The 75-acre property on the eastern shore of Port Angeles Harbor is contaminated by heavy metals, PCBs and dioxin left from 68 years of a pulp-mill operation.
Rayonier mill closed in 1997 and the cleanup of the site has been handled by the state Department of Ecology since 2000.
The conceptual plan for the creek restoration was originally slated for late in the clean-up process, but Rayonier agreed to move it up to coordinate with the city of Port Angeles, which needed more information for its combined sewer-overflow project planning.
The city faces a deadline of 2015 to comply with a mandate from the state Department of Ecology to have no more than four rainstorm-related overflows a year by the year 2015.
The city is negotiating with Rayonier to purchase a 5-million-gallon tank formerly used by the pulp mill and one of few structures left standing.
Glenn Cutler, city public works and utilities director, said a new 100-foot-long pedestrian bridge will be located north of the current pedestrian bridge.
The Olympic Discovery Trail would cross the new bridge, and Cutler said the city and Lower Elwha Klallam tribe have agreed on its location.
That location will not be changed by any modifications to the restoration plans, he said.
The bridge will also carry pipes that will lead to the large tank on the property that the city is purchasing to resolve its sewer overflow problem.
Steve Sperr, city deputy engineering director, said the only “substantial berm” will be on the approach to the new bridge.
Sperr said the bridge will be 100 feet long to accommodate the stream’s future meandering path.
Cutler said the pipes for the tank, which will carry untreated sewage and storm water, will be fully buried on the property in some places and partially buried in others.
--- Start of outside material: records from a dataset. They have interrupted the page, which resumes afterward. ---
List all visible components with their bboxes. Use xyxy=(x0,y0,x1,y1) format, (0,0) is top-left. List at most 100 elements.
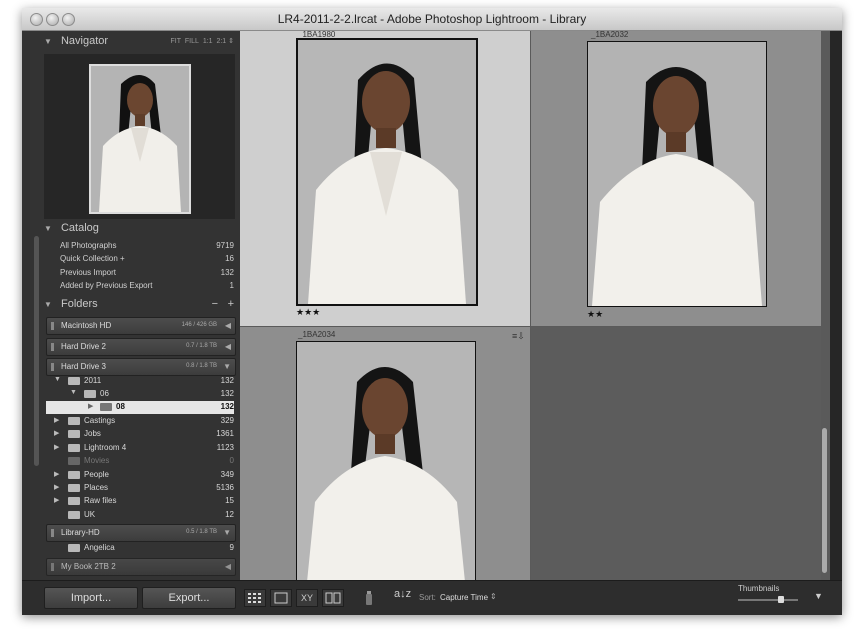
navigator-photo[interactable] xyxy=(89,64,191,214)
lightroom-window: LR4-2011-2-2.lrcat - Adobe Photoshop Lig… xyxy=(22,8,842,615)
expand-triangle-icon[interactable]: ▶ xyxy=(54,443,59,451)
volume-status-icon xyxy=(51,322,54,330)
thumbnail[interactable] xyxy=(296,341,476,583)
expand-triangle-icon[interactable]: ▶ xyxy=(54,429,59,437)
loupe-view-button[interactable] xyxy=(270,589,292,607)
grid-cell[interactable]: _1BA2034 ≡⇩ xyxy=(240,327,530,583)
toolbar-menu-triangle-icon[interactable]: ▼ xyxy=(814,591,823,601)
painter-spray-icon[interactable] xyxy=(364,590,374,606)
folders-title: Folders xyxy=(60,298,98,310)
folder-lightroom-4[interactable]: ▶ Lightroom 4 1123 xyxy=(46,442,234,455)
volume-library-hd[interactable]: Library-HD 0.5 / 1.8 TB ▼ xyxy=(46,524,236,542)
collapse-triangle-icon: ▼ xyxy=(223,362,231,371)
bottom-toolbar: Import... Export... XY a↓z Sort: Capture… xyxy=(22,580,842,615)
thumbnails-slider-knob[interactable] xyxy=(778,596,785,603)
folder-uk[interactable]: UK 12 xyxy=(46,509,234,522)
volume-status-icon xyxy=(51,363,54,371)
thumbnails-slider-track[interactable] xyxy=(738,599,798,601)
navigator-header[interactable]: ▼ Navigator FIT FILL 1:1 2:1 ⇕ xyxy=(44,35,240,55)
portrait-image-icon xyxy=(588,42,766,306)
zoom-fit[interactable]: FIT xyxy=(171,38,182,45)
sort-direction-icon[interactable]: a↓z xyxy=(394,588,411,606)
expand-triangle-icon[interactable]: ▶ xyxy=(54,470,59,478)
folder-icon xyxy=(68,457,80,465)
folders-header[interactable]: ▼ Folders − + xyxy=(44,298,240,318)
folder-icon xyxy=(68,544,80,552)
left-panel: ▼ Navigator FIT FILL 1:1 2:1 ⇕ ▼ Catalog… xyxy=(22,31,240,581)
metadata-badge-icon[interactable]: ≡⇩ xyxy=(512,331,525,342)
zoom-1-1[interactable]: 1:1 xyxy=(203,38,213,45)
left-panel-scrollbar[interactable] xyxy=(34,236,39,466)
title-bar: LR4-2011-2-2.lrcat - Adobe Photoshop Lig… xyxy=(22,8,842,31)
folder-people[interactable]: ▶ People 349 xyxy=(46,469,234,482)
folder-castings[interactable]: ▶ Castings 329 xyxy=(46,415,234,428)
window-title: LR4-2011-2-2.lrcat - Adobe Photoshop Lig… xyxy=(277,12,587,26)
folder-icon xyxy=(68,484,80,492)
folder-06[interactable]: ▼ 06 132 xyxy=(46,388,234,401)
folder-icon xyxy=(84,390,96,398)
zoom-options: FIT FILL 1:1 2:1 ⇕ xyxy=(171,37,234,45)
import-button[interactable]: Import... xyxy=(44,587,138,609)
library-grid: _1BA1980 ★★★ _1BA2032 ★★ _1BA2034 ≡⇩ xyxy=(240,30,830,583)
survey-view-icon xyxy=(325,592,341,604)
volume-hard-drive-3[interactable]: Hard Drive 3 0.8 / 1.8 TB ▼ xyxy=(46,358,236,376)
portrait-image-icon xyxy=(91,66,189,212)
compare-view-button[interactable]: XY xyxy=(296,589,318,607)
expand-triangle-icon[interactable]: ▶ xyxy=(54,483,59,491)
compare-view-icon: XY xyxy=(300,593,313,603)
grid-cell[interactable]: _1BA1980 ★★★ xyxy=(240,30,530,326)
grid-cell[interactable]: _1BA2032 ★★ xyxy=(531,30,821,326)
catalog-title: Catalog xyxy=(60,222,99,234)
catalog-item-quick-collection[interactable]: Quick Collection + 16 xyxy=(46,254,234,267)
catalog-header[interactable]: ▼ Catalog xyxy=(44,222,240,242)
expand-triangle-icon[interactable]: ▶ xyxy=(88,402,93,410)
expand-triangle-icon[interactable]: ▶ xyxy=(54,496,59,504)
folder-icon xyxy=(68,497,80,505)
volume-macintosh-hd[interactable]: Macintosh HD 146 / 426 GB ◀ xyxy=(46,317,236,335)
remove-folder-button[interactable]: − xyxy=(212,298,218,310)
rating-stars[interactable]: ★★★ xyxy=(296,307,320,318)
zoom-2-1[interactable]: 2:1 xyxy=(216,38,226,45)
right-panel-collapsed[interactable] xyxy=(830,31,842,580)
volume-status-icon xyxy=(51,529,54,537)
rating-stars[interactable]: ★★ xyxy=(587,309,603,320)
volume-status-icon xyxy=(51,343,54,351)
expand-triangle-icon: ◀ xyxy=(224,342,231,351)
folder-2011[interactable]: ▼ 2011 132 xyxy=(46,375,234,388)
folder-places[interactable]: ▶ Places 5136 xyxy=(46,482,234,495)
zoom-fill[interactable]: FILL xyxy=(185,38,199,45)
folder-icon xyxy=(68,511,80,519)
expand-triangle-icon[interactable]: ▼ xyxy=(54,376,61,383)
folder-icon xyxy=(68,444,80,452)
thumbnail[interactable] xyxy=(296,38,478,306)
volume-status-icon xyxy=(51,563,54,571)
collapse-triangle-icon: ▼ xyxy=(44,37,52,46)
add-folder-button[interactable]: + xyxy=(228,298,234,310)
collapse-triangle-icon: ▼ xyxy=(223,528,231,537)
expand-triangle-icon: ◀ xyxy=(224,321,231,330)
catalog-item-previous-import[interactable]: Previous Import 132 xyxy=(46,268,234,281)
export-button[interactable]: Export... xyxy=(142,587,236,609)
grid-view-button[interactable] xyxy=(244,589,266,607)
catalog-item-added-by-previous-export[interactable]: Added by Previous Export 1 xyxy=(46,281,234,294)
expand-triangle-icon[interactable]: ▶ xyxy=(54,416,59,424)
grid-cell-empty xyxy=(531,327,821,580)
expand-triangle-icon[interactable]: ▼ xyxy=(70,389,77,396)
sort-stepper-icon[interactable]: ⇕ xyxy=(490,592,497,601)
folder-08-selected[interactable]: ▶ 08 132 xyxy=(46,401,234,414)
sort-dropdown[interactable]: Capture Time xyxy=(440,593,488,602)
collapse-triangle-icon: ▼ xyxy=(44,224,52,233)
folder-angelica[interactable]: Angelica 9 xyxy=(46,542,234,555)
catalog-item-all-photographs[interactable]: All Photographs 9719 xyxy=(46,241,234,254)
zoom-stepper-icon[interactable]: ⇕ xyxy=(228,38,234,45)
folder-jobs[interactable]: ▶ Jobs 1361 xyxy=(46,428,234,441)
folder-raw-files[interactable]: ▶ Raw files 15 xyxy=(46,495,234,508)
grid-scrollbar[interactable] xyxy=(822,428,827,573)
survey-view-button[interactable] xyxy=(322,589,344,607)
portrait-image-icon xyxy=(297,342,475,582)
folder-movies[interactable]: Movies 0 xyxy=(46,455,234,468)
volume-my-book[interactable]: My Book 2TB 2 ◀ xyxy=(46,558,236,576)
volume-hard-drive-2[interactable]: Hard Drive 2 0.7 / 1.8 TB ◀ xyxy=(46,338,236,356)
thumbnail[interactable] xyxy=(587,41,767,307)
collapse-triangle-icon: ▼ xyxy=(44,300,52,309)
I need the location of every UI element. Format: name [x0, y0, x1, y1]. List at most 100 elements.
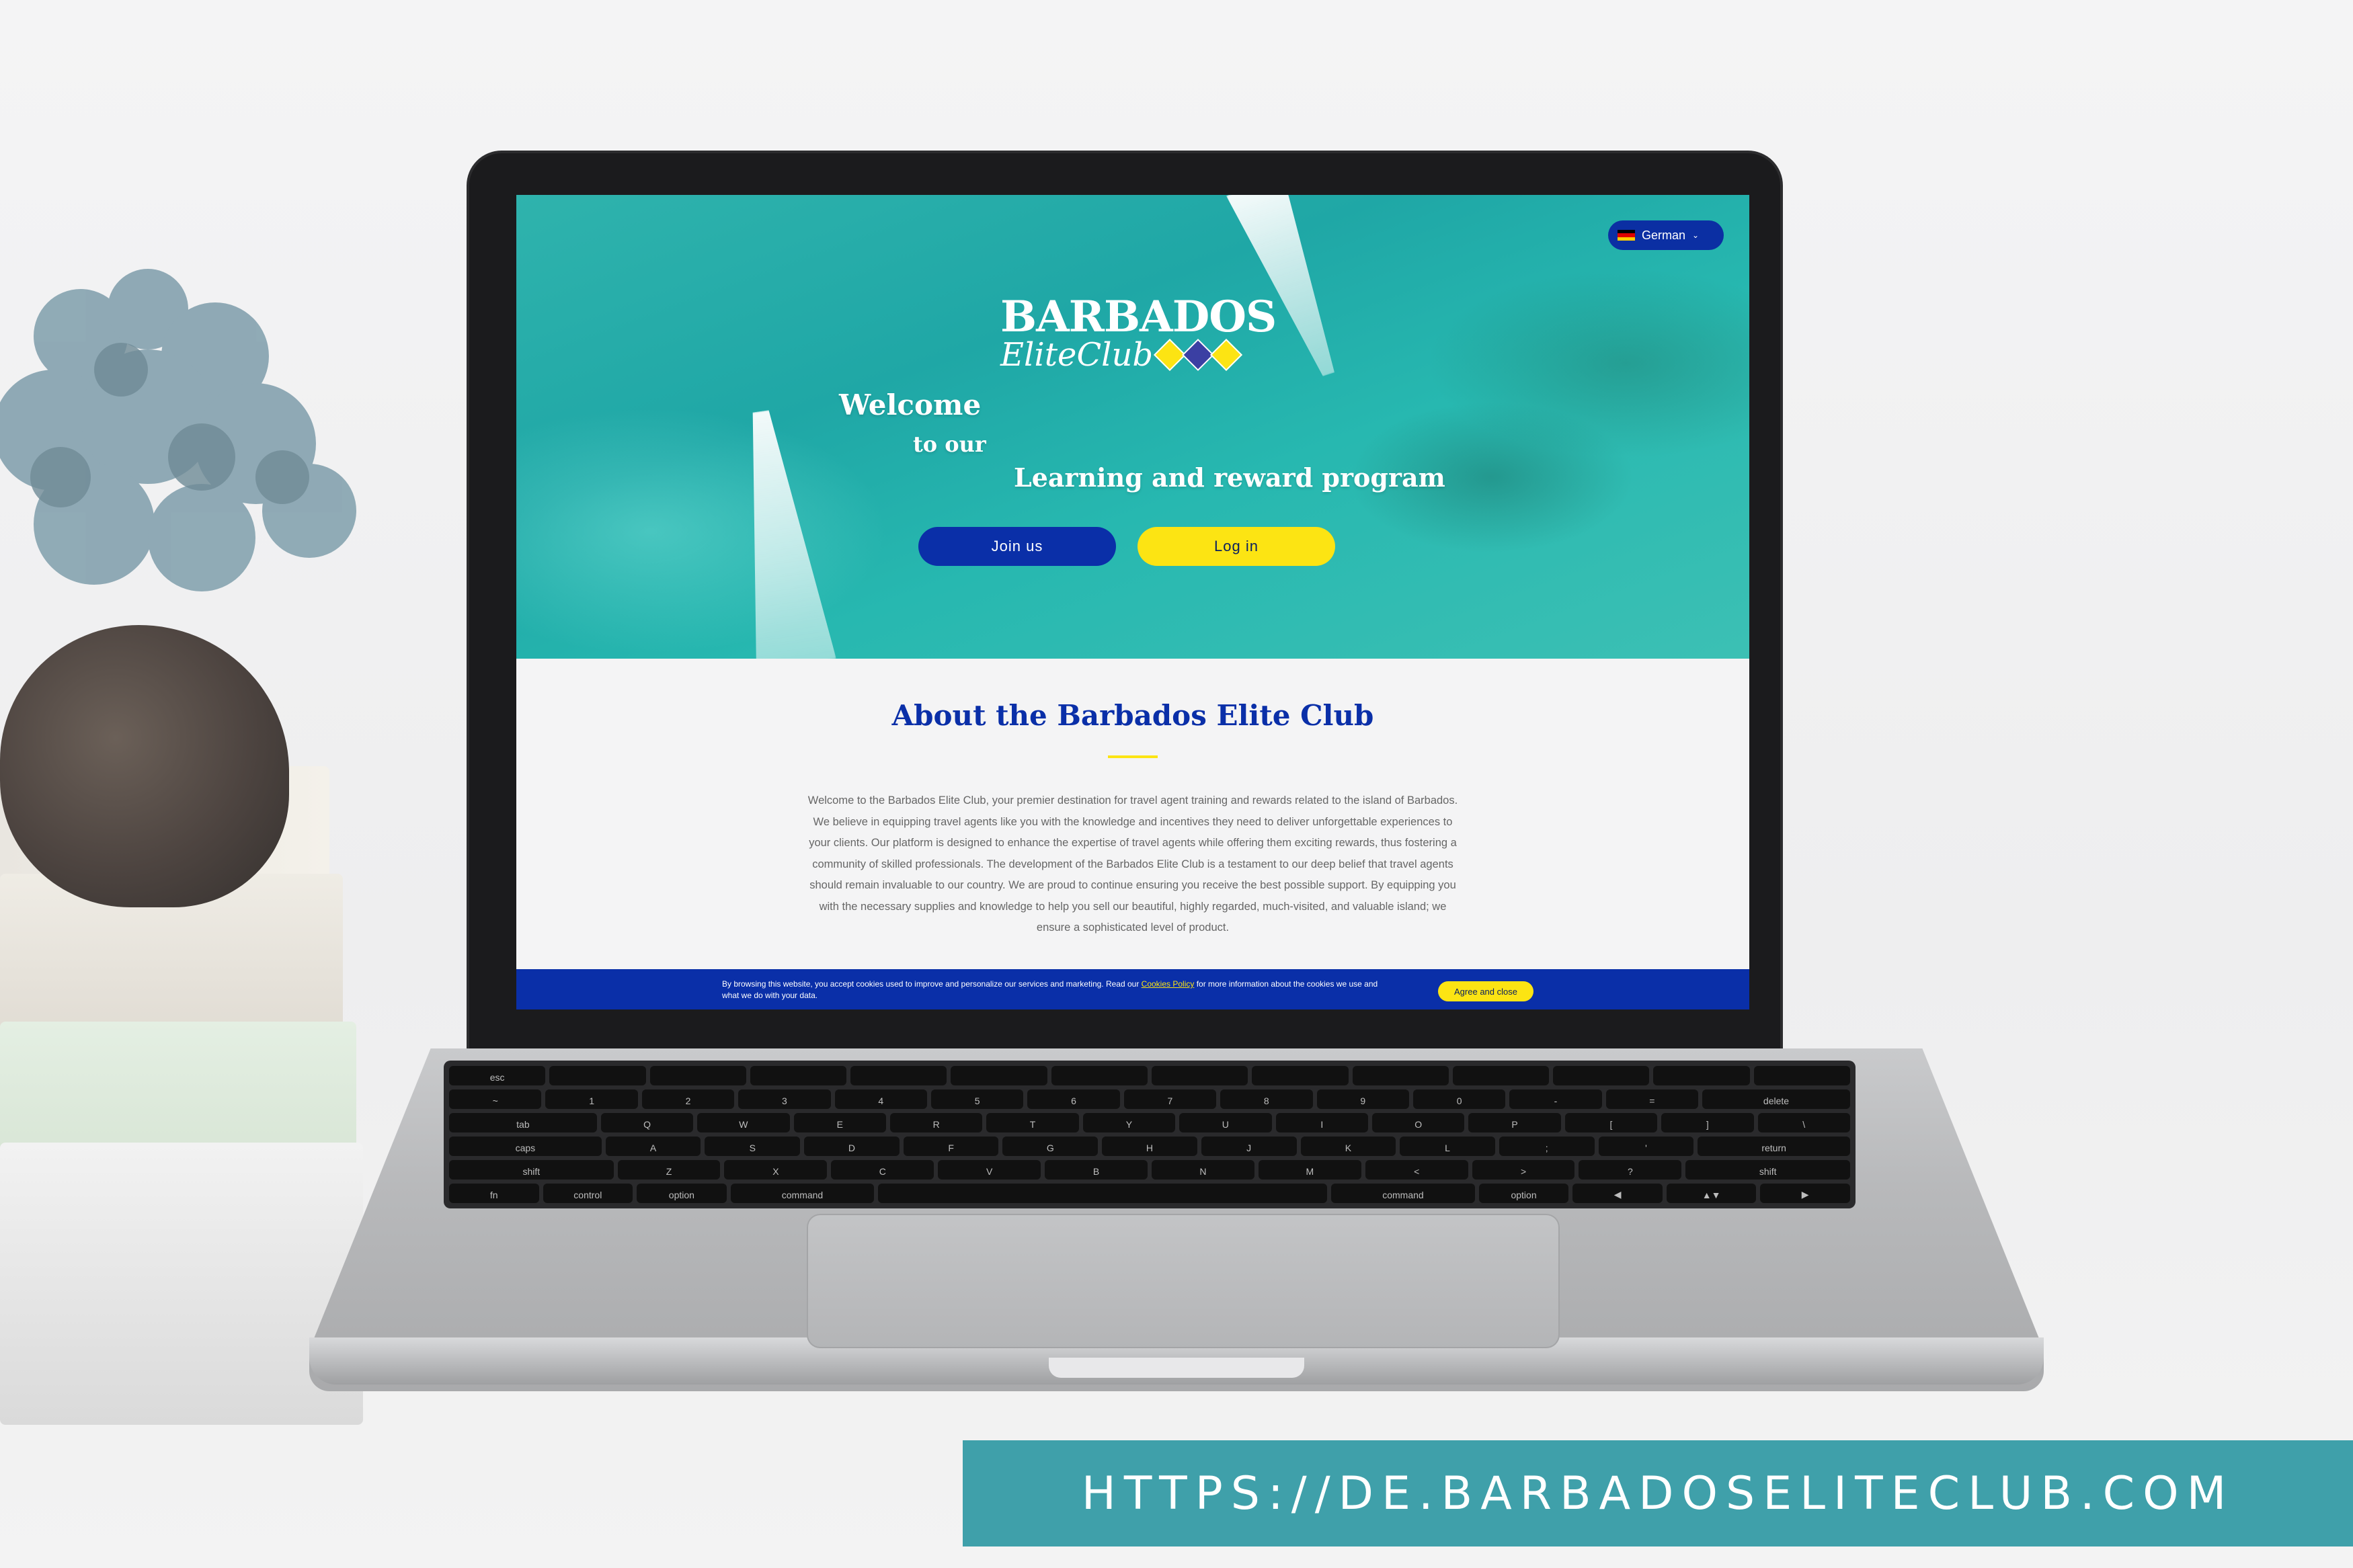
keyboard-key[interactable]: tab — [449, 1113, 597, 1132]
welcome-line-1: Welcome — [839, 388, 982, 421]
keyboard-key[interactable]: O — [1371, 1113, 1465, 1132]
language-selector[interactable]: German ⌄ — [1608, 220, 1724, 250]
keyboard-key[interactable] — [951, 1066, 1047, 1085]
cookies-policy-link[interactable]: Cookies Policy — [1142, 979, 1195, 989]
cookie-banner: By browsing this website, you accept coo… — [516, 969, 1749, 1009]
keyboard-key[interactable]: 6 — [1027, 1089, 1120, 1109]
barbados-elite-club-logo[interactable]: BARBADOS EliteClub — [1000, 296, 1277, 383]
boat-wake-left — [721, 405, 836, 669]
keyboard-key[interactable]: X — [724, 1160, 828, 1180]
keyboard-key[interactable]: 5 — [930, 1089, 1024, 1109]
chevron-down-icon: ⌄ — [1692, 231, 1700, 240]
keyboard-key[interactable]: P — [1468, 1113, 1561, 1132]
keyboard-key[interactable]: option — [1478, 1184, 1569, 1203]
keyboard-key[interactable]: esc — [449, 1066, 546, 1085]
germany-flag-icon — [1618, 230, 1635, 241]
title-divider — [1108, 755, 1158, 758]
keyboard-key[interactable]: caps — [449, 1137, 602, 1156]
keyboard-key[interactable]: 4 — [834, 1089, 927, 1109]
keyboard-key[interactable]: - — [1509, 1089, 1602, 1109]
keyboard-key[interactable]: F — [903, 1137, 999, 1156]
keyboard-key[interactable]: M — [1258, 1160, 1361, 1180]
keyboard-key[interactable]: E — [793, 1113, 886, 1132]
keyboard-key[interactable]: V — [938, 1160, 1041, 1180]
keyboard-key[interactable]: Q — [600, 1113, 694, 1132]
keyboard-key[interactable]: N — [1151, 1160, 1254, 1180]
laptop-notch — [1049, 1358, 1304, 1378]
cookie-text: By browsing this website, you accept coo… — [722, 979, 1378, 1000]
welcome-line-3: Learning and reward program — [1014, 462, 1445, 493]
keyboard-key[interactable] — [1352, 1066, 1449, 1085]
keyboard-key[interactable]: U — [1179, 1113, 1272, 1132]
keyboard-key[interactable]: S — [705, 1137, 801, 1156]
keyboard-key[interactable] — [850, 1066, 947, 1085]
keyboard-key[interactable]: < — [1365, 1160, 1468, 1180]
keyboard-key[interactable]: = — [1605, 1089, 1699, 1109]
keyboard-key[interactable]: delete — [1702, 1089, 1850, 1109]
keyboard-key[interactable] — [1252, 1066, 1349, 1085]
trackpad[interactable] — [807, 1214, 1560, 1348]
hero-section: German ⌄ BARBADOS EliteClub Welcome to o… — [516, 195, 1749, 659]
agree-and-close-button[interactable]: Agree and close — [1438, 981, 1533, 1001]
keyboard-key[interactable]: 9 — [1316, 1089, 1409, 1109]
keyboard: esc ~1 2 3 4 5 6 7 8 9 0- = delete tab Q W E R T Y U I O P[] \ ca… — [444, 1061, 1856, 1208]
about-title: About the Barbados Elite Club — [891, 699, 1374, 732]
keyboard-key[interactable]: C — [831, 1160, 934, 1180]
keyboard-key[interactable]: T — [986, 1113, 1079, 1132]
keyboard-key[interactable] — [549, 1066, 646, 1085]
keyboard-key[interactable]: Y — [1082, 1113, 1176, 1132]
keyboard-key[interactable]: A — [605, 1137, 701, 1156]
keyboard-key[interactable]: D — [804, 1137, 900, 1156]
keyboard-row: ~1 2 3 4 5 6 7 8 9 0- = delete — [449, 1089, 1850, 1109]
keyboard-key[interactable]: 1 — [545, 1089, 638, 1109]
keyboard-key[interactable]: command — [730, 1184, 875, 1203]
keyboard-key[interactable]: return — [1698, 1137, 1850, 1156]
keyboard-key[interactable]: W — [697, 1113, 790, 1132]
keyboard-key[interactable]: shift — [1685, 1160, 1850, 1180]
keyboard-key[interactable] — [1553, 1066, 1650, 1085]
keyboard-key[interactable]: ' — [1598, 1137, 1694, 1156]
log-in-button[interactable]: Log in — [1138, 527, 1335, 566]
keyboard-key[interactable]: ▶ — [1760, 1184, 1850, 1203]
keyboard-key[interactable]: fn — [449, 1184, 539, 1203]
keyboard-key[interactable]: G — [1002, 1137, 1099, 1156]
keyboard-key[interactable]: command — [1331, 1184, 1475, 1203]
keyboard-key[interactable]: 7 — [1123, 1089, 1217, 1109]
keyboard-key[interactable] — [649, 1066, 746, 1085]
keyboard-key[interactable]: ? — [1579, 1160, 1682, 1180]
keyboard-key[interactable]: \ — [1757, 1113, 1850, 1132]
keyboard-key[interactable]: L — [1400, 1137, 1495, 1156]
keyboard-key[interactable]: ◀ — [1572, 1184, 1663, 1203]
join-us-button[interactable]: Join us — [918, 527, 1116, 566]
keyboard-key[interactable]: 0 — [1412, 1089, 1506, 1109]
keyboard-key[interactable] — [1151, 1066, 1248, 1085]
keyboard-key[interactable] — [1452, 1066, 1550, 1085]
keyboard-key[interactable] — [1753, 1066, 1850, 1085]
keyboard-key[interactable] — [750, 1066, 847, 1085]
keyboard-key[interactable]: B — [1045, 1160, 1148, 1180]
keyboard-key[interactable]: R — [890, 1113, 983, 1132]
keyboard-key[interactable]: 3 — [738, 1089, 831, 1109]
browser-viewport: German ⌄ BARBADOS EliteClub Welcome to o… — [516, 195, 1749, 1009]
keyboard-key[interactable] — [1051, 1066, 1148, 1085]
keyboard-key[interactable] — [878, 1184, 1328, 1203]
about-body: Welcome to the Barbados Elite Club, your… — [807, 794, 1458, 934]
keyboard-key[interactable]: Z — [617, 1160, 721, 1180]
keyboard-key[interactable]: 8 — [1220, 1089, 1313, 1109]
keyboard-key[interactable]: [ — [1564, 1113, 1658, 1132]
keyboard-key[interactable]: J — [1201, 1137, 1297, 1156]
keyboard-key[interactable]: control — [543, 1184, 633, 1203]
keyboard-key[interactable]: I — [1275, 1113, 1368, 1132]
keyboard-row: shift Z X C V B N M < >? shift — [449, 1160, 1850, 1180]
keyboard-key[interactable]: K — [1300, 1137, 1396, 1156]
keyboard-key[interactable] — [1653, 1066, 1750, 1085]
keyboard-key[interactable]: shift — [449, 1160, 614, 1180]
keyboard-key[interactable]: ▲▼ — [1666, 1184, 1757, 1203]
keyboard-key[interactable]: H — [1102, 1137, 1197, 1156]
keyboard-key[interactable]: 2 — [641, 1089, 735, 1109]
keyboard-key[interactable]: ; — [1499, 1137, 1595, 1156]
keyboard-key[interactable]: option — [637, 1184, 727, 1203]
keyboard-key[interactable]: ] — [1661, 1113, 1754, 1132]
keyboard-key[interactable]: ~ — [449, 1089, 542, 1109]
keyboard-key[interactable]: > — [1472, 1160, 1575, 1180]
He said the pipes can’t be fully buried everywhere because they will be gravity fed, and a certain grade must be maintained for adequate flow.
In addition to the restoration of Ennis Creek, the tribe, Rayonier and the state Department of Ecology are coordinating an effort to study what cleanup needs to be done on the site.
McHenry said the restoration would return the creek to a close approximation of its condition before man disturbed it.
All “human caused stresses” on the site would be removed, including concrete structures and non-native plant species.
The intent was to restore fish and wildlife habitat on Ennis and White Creek, the major tributary flowing into Ennis.
Not all was broken on the site, McHenry said, with the stretch of beaches east of Ennis Creek’s mouth on Port Angeles Harbor being the “longest contiguous gravel beaches” in Port Angeles.
West of the creek’s mouth, the team recommends removal of the west berm, riprap and a former marina jetty, replacing it with vegetation and allowing for establishment of the tidal floodplain as part of the 59-acre creek restoration.
The Elwha dams removal project will generate additional silt that will naturally add to the restored beaches.
McHenry cited about five miles of good fish habitat above the city’s Ennis Street culvert and he thanked Jim and Robbie Mantooth, who attended the presentation and have allowed the tribe to restore Ennis Creek through their property adjacent to Peninsula Golf Club in 2005.
The Mantooths’ property is the site of North Olympic Land Trust’s StreamFest, which is scheduled Aug. 29.
The restoration team also recommends removal of the mill site’s asphalt parking lot.
“The parking lot is an area that likely has cultural remains,” McHenry said.